11. L’Assemblée invite instamment tous les Etats membres du Conseil de l’Europe à soutenir l’adoption du projet d’instrument contraignant, tel qu’approuvé par le groupe de travail intersessions, par la Commission des droits de l’homme et l’Assemblée générale de l’ONU.
12. Au cas où le compromis reflété dans le projet d’instrument contraignant serait remis en cause au cours du processus d’adoption, les Etats membres du Conseil de l’Europe sont encouragés à promouvoir de nouvelles améliorations de ce texte, en vue en particulier :
12.1. de rationaliser la procédure prévue à l’article 32 du projet de convention pour les visites sur place du futur comité sur les disparitions forcées ;
12.2. d’étendre à terme l’application de la future convention, au-delà des dispositions de l’actuel article 35, aux cas dans lesquels la disparition est survenue avant l’entrée en vigueur de la convention et à ceux dans lesquels le lieu où se trouvait la personne disparue n’a été déterminé qu’après son entrée en vigueur ;
12.3. d’améliorer les mesures contre l’impunité, notamment en excluant les auteurs de disparitions forcées de toute amnistie ou mesure analogue mentionnée ci-dessus ;
12.4. d’instaurer une règle selon laquelle les auteurs de disparitions forcées seront jugés uniquement par des juridictions de droit commun et non par des tribunaux militaires.

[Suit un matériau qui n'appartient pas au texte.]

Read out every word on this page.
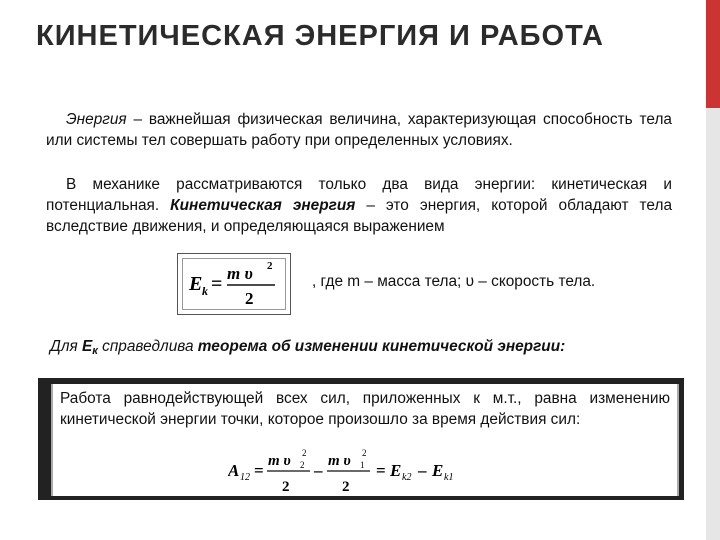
КИНЕТИЧЕСКАЯ ЭНЕРГИЯ И РАБОТА
Энергия – важнейшая физическая величина, характеризующая способность тела или системы тел совершать работу при определенных условиях.
В механике рассматриваются только два вида энергии: кинетическая и потенциальная. Кинетическая энергия – это энергия, которой обладают тела вследствие движения, и определяющаяся выражением
E k = m υ 2
2
, где m – масса тела; υ – скорость тела.
Для Eк справедлива теорема об изменении кинетической энергии:
Работа равнодействующей всех сил, приложенных к м.т., равна изменению кинетической энергии точки, которое произошло за время действия сил:
A 12 = m υ 2
2
2
– m υ 1
2
2
= E k2 – E k1
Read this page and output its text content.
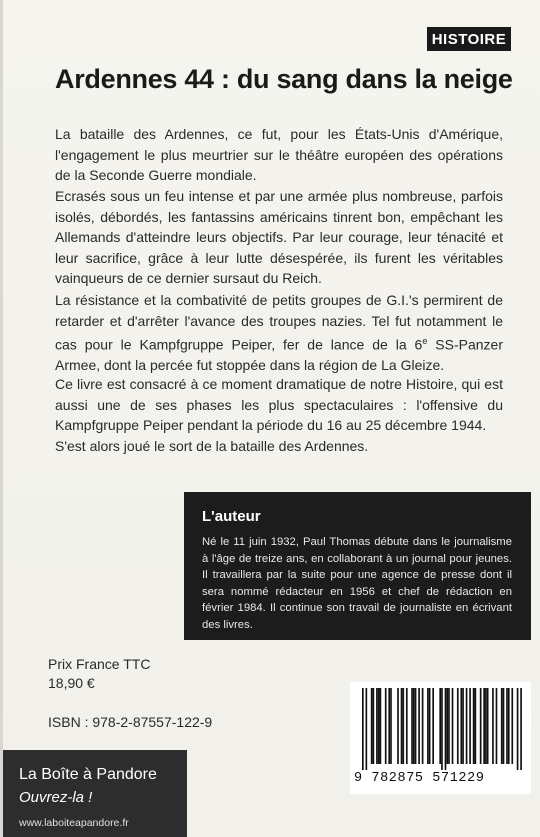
HISTOIRE
Ardennes 44 : du sang dans la neige

La bataille des Ardennes, ce fut, pour les États-Unis d'Amérique, l'engagement le plus meurtrier sur le théâtre européen des opérations de la Seconde Guerre mondiale.

Ecrasés sous un feu intense et par une armée plus nombreuse, parfois isolés, débordés, les fantassins américains tinrent bon, empêchant les Allemands d'atteindre leurs objectifs. Par leur courage, leur ténacité et leur sacrifice, grâce à leur lutte désespérée, ils furent les véritables vainqueurs de ce dernier sursaut du Reich.

La résistance et la combativité de petits groupes de G.I.'s permirent de retarder et d'arrêter l'avance des troupes nazies. Tel fut notamment le cas pour le Kampfgruppe Peiper, fer de lance de la 6e SS-Panzer Armee, dont la percée fut stoppée dans la région de La Gleize.

Ce livre est consacré à ce moment dramatique de notre Histoire, qui est aussi une de ses phases les plus spectaculaires : l'offensive du Kampfgruppe Peiper pendant la période du 16 au 25 décembre 1944.

S'est alors joué le sort de la bataille des Ardennes.

L'auteur

Né le 11 juin 1932, Paul Thomas débute dans le journalisme à l'âge de treize ans, en collaborant à un journal pour jeunes. Il travaillera par la suite pour une agence de presse dont il sera nommé rédacteur en 1956 et chef de rédaction en février 1984. Il continue son travail de journaliste en écrivant des livres.

Prix France TTC
18,90 €
ISBN : 978-2-87557-122-9
9 782875 571229
La Boîte à Pandore
Ouvrez-la !
www.laboiteapandore.fr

13. Au cas où le projet d’instrument serait adopté en l’état, les Etats membres du Conseil de l’Europe sont invités instamment à le signer et à le ratifier sans délai, et à faire des déclarations visant à conférer un effet protecteur maximal à l’instrument, et en particulier :
13.1. à renoncer à la nécessité de l’accord préalable aux visites sur place du comité sur les disparitions forcées, prévu à l’article 32 ;
13.2. à reconnaître la compétence du comité pour recevoir et examiner des communications pour le compte de particuliers qui prétendent être victimes d’une violation de la convention, comme le prévoit l’article 31 ; et
13.3. à interpréter l’article 35 de manière à ce que la convention soit également applicable aux cas dans lesquels la disparition est survenue avant l’entrée en vigueur de la convention et à ceux dans lesquels le lieu où se trouvait la personne disparue n’a été déterminé qu’après son entrée en vigueur.
14. L’Assemblée se déclare résolue à examiner, au second semestre 2006, les résultats obtenus dans le cadre de l’Organisation des Nations Unies et à étudier toute nouvelle initiative que le Conseil de l’Europe pourrait être appelé à prendre pour parvenir au degré voulu de protection contre les disparitions forcées.